Set up an external metastore for Databricks deployment (via Init script)
In my earlier blog we saw how to setup a Mysql DB and setup VPC peering for databricks VPC to communicate with VPC Mysql is in.
http://abizeradenwala.blogspot.com/2018/09/vpc-peering-between-two-vpcs-in-same.html
Now we will use this Mysql as an external metastore for our DB spark clusters, when you want your clusters to connect to your existing Hive metastore without explicitly setting required configurations, setting this via init scripts would be easy way to have DB cluster connect to external megastore every time cluster starts.
To set up an external metastore in the local mode using an init script, open a notebook and execute the following snippet (Connecting to ExternalMetastoreTesting cluster, yet its not using external metastore). This snippet adds an init script external-metastore.sh
(this name is not mandatory) to /databricks/init/<cluster-name>/
in Databricks File System (DBFS).
Note :
The reason we use "mariadb" driver is since Databricks comes with JDBC libraries for MySQL out of the box. You can use any driver as long as the JDBC driver jar is specifically put in classpath.
- Databricks Runtime 3.4 and above include the
org.mariadb.jdbc
driver.
Note :- that Databricks provides default Spark configurations in the /databricks/driver/conf/spark-branch.conf
file. Configuration files in the /databricks/driver/conf
directory apply in reverse alphabetical order. If you want to change the name of the 00-custom-spark.conf
file, make sure that it continues to apply before the spark-branch.conf
file.
Now edit the cluster and set below properties in spark config .
spark.hadoop.hive.metastore.schema.verification false
datanucleus.fixedDatastore false
datanucleus.schema.autoCreateAll true
datanucleus.autoCreateSchema true
Verification : We can see now the metadata is coming from the external metastore we configured.

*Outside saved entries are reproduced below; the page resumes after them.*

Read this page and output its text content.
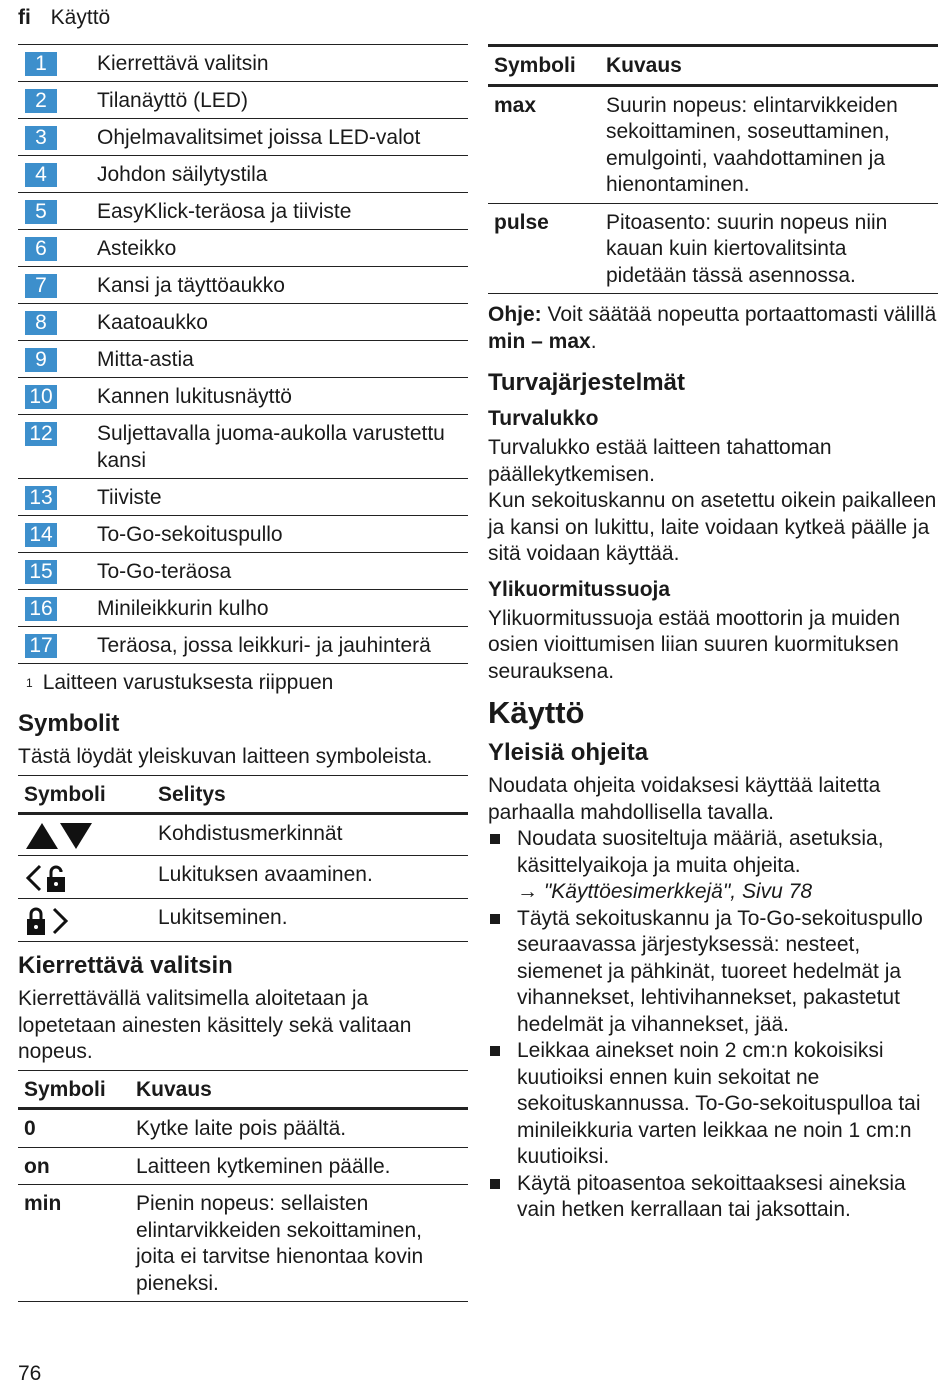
fi Käyttö
1	Kierrettävä valitsin
2	Tilanäyttö (LED)
3	Ohjelmavalitsimet joissa LED-valot
4	Johdon säilytystila
5	EasyKlick-teräosa ja tiiviste
6	Asteikko
7	Kansi ja täyttöaukko
8	Kaatoaukko
9	Mitta-astia
10 Kannen lukitusnäyttö
12 Suljettavalla juoma-aukolla varustettu kansi
13 Tiiviste
14 To-Go-sekoituspullo
15 To-Go-teräosa
16 Minileikkurin kulho
17 Teräosa, jossa leikkuri- ja jauhinterä
$^1$ Laitteen varustuksesta riippuen
Symbolit

Tästä löydät yleiskuvan laitteen symboleista.

Symboli	Selitys

	Kohdistusmerkinnät

	Lukituksen avaaminen.

	Lukitseminen.
Kierrettävä valitsin

Kierrettävällä valitsimella aloitetaan ja lopetetaan ainesten käsittely sekä valitaan nopeus.

Symboli	Kuvaus
0	Kytke laite pois päältä.
on	Laitteen kytkeminen päälle.
min	Pienin nopeus: sellaisten elintarvikkeiden sekoittaminen, joita ei tarvitse hienontaa kovin pieneksi.
Symboli	Kuvaus
max	Suurin nopeus: elintarvikkeiden sekoittaminen, soseuttaminen, emulgointi, vaahdottaminen ja hienontaminen.
pulse	Pitoasento: suurin nopeus niin kauan kuin kiertovalitsinta pidetään tässä asennossa.

Ohje: Voit säätää nopeutta portaattomasti välillä min – max.

Turvajärjestelmät
Turvalukko

Turvalukko estää laitteen tahattoman päällekytkemisen.

Kun sekoituskannu on asetettu oikein paikalleen ja kansi on lukittu, laite voidaan kytkeä päälle ja sitä voidaan käyttää.

Ylikuormitussuoja

Ylikuormitussuoja estää moottorin ja muiden osien vioittumisen liian suuren kuormituksen seurauksena.

Käyttö
Yleisiä ohjeita

Noudata ohjeita voidaksesi käyttää laitetta parhaalla mahdollisella tavalla.

Noudata suositeltuja määriä, asetuksia, käsittelyaikoja ja muita ohjeita.
→ "Käyttöesimerkkejä", Sivu 78
Täytä sekoituskannu ja To-Go-sekoituspullo seuraavassa järjestyksessä: nesteet, siemenet ja pähkinät, tuoreet hedelmät ja vihannekset, lehtivihannekset, pakastetut hedelmät ja vihannekset, jää.
Leikkaa ainekset noin 2 cm:n kokoisiksi kuutioiksi ennen kuin sekoitat ne sekoituskannussa. To-Go-sekoituspulloa tai minileikkuria varten leikkaa ne noin 1 cm:n kuutioiksi.
Käytä pitoasentoa sekoittaaksesi aineksia vain hetken kerrallaan tai jaksottain.
76
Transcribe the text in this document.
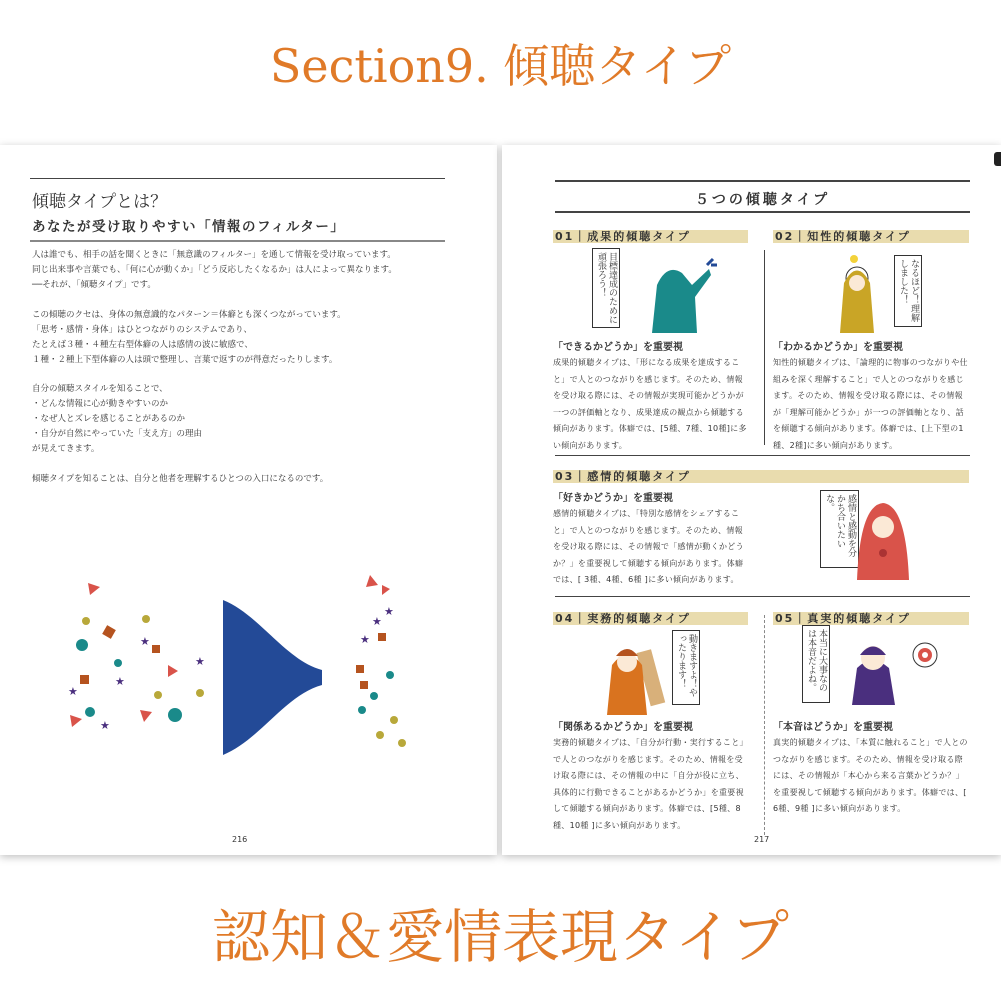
Section9. 傾聴タイプ
傾聴タイプとは？
あなたが受け取りやすい「情報のフィルター」
人は誰でも、相手の話を聞くときに「無意識のフィルター」を通して情報を受け取っています。
同じ出来事や言葉でも、「何に心が動くか」「どう反応したくなるか」は人によって異なります。
──それが、「傾聴タイプ」です。
この傾聴のクセは、身体の無意識的なパターン＝体癖とも深くつながっています。
「思考・感情・身体」はひとつながりのシステムであり、
たとえば３種・４種左右型体癖の人は感情の波に敏感で、
１種・２種上下型体癖の人は頭で整理し、言葉で返すのが得意だったりします。
自分の傾聴スタイルを知ることで、
・どんな情報に心が動きやすいのか
・なぜ人とズレを感じることがあるのか
・自分が自然にやっていた「支え方」の理由
が見えてきます。
傾聴タイプを知ることは、自分と他者を理解するひとつの入口になるのです。
★
★
★
★
★
★
★
★
216
５つの傾聴タイプ
01｜成果的傾聴タイプ
目標達成のために頑張ろう！
「できるかどうか」を重要視
成果的傾聴タイプは、「形になる成果を達成すること」で人とのつながりを感じます。そのため、情報を受け取る際には、その情報が実現可能かどうかが一つの評価軸となり、成果達成の観点から傾聴する傾向があります。体癖では、[5種、7種、10種]に多い傾向があります。
02｜知性的傾聴タイプ
なるほど！理解しました！
「わかるかどうか」を重要視
知性的傾聴タイプは、「論理的に物事のつながりや仕組みを深く理解すること」で人とのつながりを感じます。そのため、情報を受け取る際には、その情報が「理解可能かどうか」が一つの評価軸となり、話を傾聴する傾向があります。体癖では、[上下型の1種、2種]に多い傾向があります。
03｜感情的傾聴タイプ
「好きかどうか」を重要視
感情的傾聴タイプは、「特別な感情をシェアすること」で人とのつながりを感じます。そのため、情報を受け取る際には、その情報で「感情が動くかどうか？」を重要視して傾聴する傾向があります。体癖では、[ 3種、4種、6種 ]に多い傾向があります。
感情と感動を分かち合いたいな。
04｜実務的傾聴タイプ
動きますよ！やったります！
「関係あるかどうか」を重要視
実務的傾聴タイプは、「自分が行動・実行すること」で人とのつながりを感じます。そのため、情報を受け取る際には、その情報の中に「自分が役に立ち、具体的に行動できることがあるかどうか」を重要視して傾聴する傾向があります。体癖では、[5種、8種、10種 ]に多い傾向があります。
05｜真実的傾聴タイプ
本当に大事なのは本音だよね。
「本音はどうか」を重要視
真実的傾聴タイプは、「本質に触れること」で人とのつながりを感じます。そのため、情報を受け取る際には、その情報が「本心から来る言葉かどうか？」を重要視して傾聴する傾向があります。体癖では、[ 6種、9種 ]に多い傾向があります。
217
認知＆愛情表現タイプ
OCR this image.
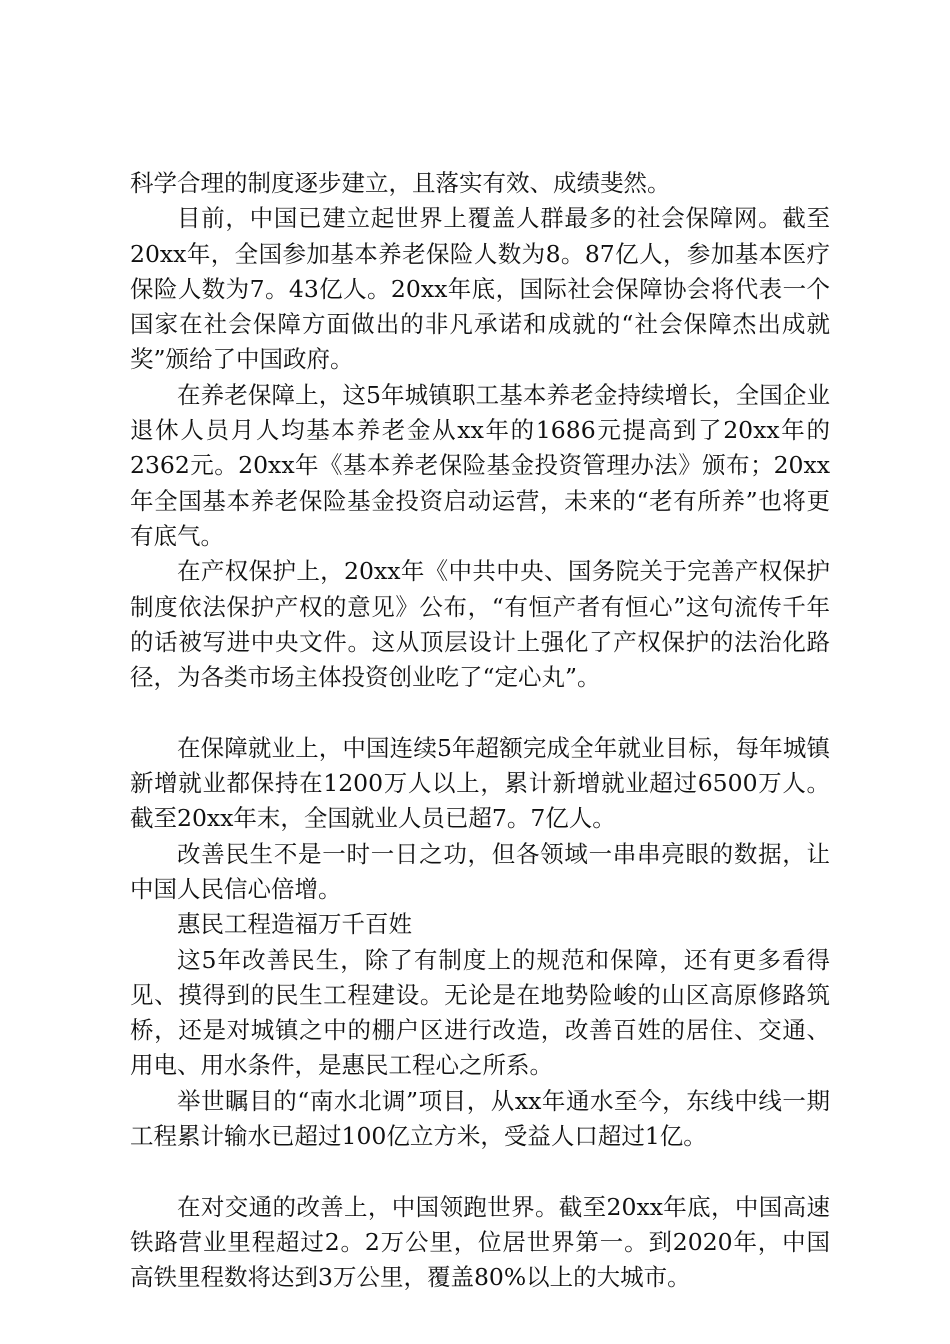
科学合理的制度逐步建立，且落实有效、成绩斐然。

目前，中国已建立起世界上覆盖人群最多的社会保障网。截至20xx年，全国参加基本养老保险人数为8。87亿人，参加基本医疗保险人数为7。43亿人。20xx年底，国际社会保障协会将代表一个国家在社会保障方面做出的非凡承诺和成就的“社会保障杰出成就奖”颁给了中国政府。

在养老保障上，这5年城镇职工基本养老金持续增长，全国企业退休人员月人均基本养老金从xx年的1686元提高到了20xx年的2362元。20xx年《基本养老保险基金投资管理办法》颁布；20xx年全国基本养老保险基金投资启动运营，未来的“老有所养”也将更有底气。

在产权保护上，20xx年《中共中央、国务院关于完善产权保护制度依法保护产权的意见》公布，“有恒产者有恒心”这句流传千年的话被写进中央文件。这从顶层设计上强化了产权保护的法治化路径，为各类市场主体投资创业吃了“定心丸”。

在保障就业上，中国连续5年超额完成全年就业目标，每年城镇新增就业都保持在1200万人以上，累计新增就业超过6500万人。截至20xx年末，全国就业人员已超7。7亿人。

改善民生不是一时一日之功，但各领域一串串亮眼的数据，让中国人民信心倍增。

惠民工程造福万千百姓

这5年改善民生，除了有制度上的规范和保障，还有更多看得见、摸得到的民生工程建设。无论是在地势险峻的山区高原修路筑桥，还是对城镇之中的棚户区进行改造，改善百姓的居住、交通、用电、用水条件，是惠民工程心之所系。

举世瞩目的“南水北调”项目，从xx年通水至今，东线中线一期工程累计输水已超过100亿立方米，受益人口超过1亿。

在对交通的改善上，中国领跑世界。截至20xx年底，中国高速铁路营业里程超过2。2万公里，位居世界第一。到2020年，中国高铁里程数将达到3万公里，覆盖80%以上的大城市。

Directly connecting to Mysql does show the metastore table "abihive" exist and has required tables.
C02WG59KHTD5:a2df71c3-a02a-11e8-821f-000d3a04560d abizeradenwala$ mysql -h externalmetastore.cj11tymkwz5w.us-west-2.rds.amazonaws.com -P 3306 -u root -p
Enter password:
Welcome to the MySQL monitor. Commands end with ; or \g.
Your MySQL connection id is 3403
Server version: 5.7.22-log Source distribution
mysql> show databases;
+--------------------+
| Database |
+--------------------+
| information_schema |
| ExternalMetastore |
| abihive | |
| innodb |
| mysql |
| performance_schema |
| sys |
+--------------------+
11 rows in set (0.08 sec)
mysql> use abihive;
Database changed
mysql> show tables;
+---------------------------+
| Tables_in_abihive |
+---------------------------+
| BUCKETING_COLS |
| CDS |
| COLUMNS_V2 |
| DATABASE_PARAMS |
| DBS |
| FUNCS |
| FUNC_RU |
| GLOBAL_PRIVS |
| PARTITIONS |
| PARTITION_KEYS |
| PARTITION_KEY_VALS |
| PARTITION_PARAMS |
| PART_COL_STATS |
| ROLES |
| SDS |
| SD_PARAMS |
| SEQUENCE_TABLE |
| SERDES |
| SERDE_PARAMS |
| SKEWED_COL_NAMES |
| SKEWED_COL_VALUE_LOC_MAP |
| SKEWED_STRING_LIST |
| SKEWED_STRING_LIST_VALUES |
| SKEWED_VALUES |
| SORT_COLS |
| TABLE_PARAMS |
| TAB_COL_STATS |
| TBLS |
| VERSION |
+---------------------------+
29 rows in set (0.08 sec)
mysql>
Also we can review driver logs when the cluster starts to review all the required configs are picked up correctly.
18/09/09 20:07:13 INFO MetastoreMonitor$: Generic external metastore configurd (config=jdbc:mariadb://externalmetastore.cj11tymkwz5w.us-west-2.rds.amazonaws.com:3306/abihive?createDatabaseIfNotExist=true)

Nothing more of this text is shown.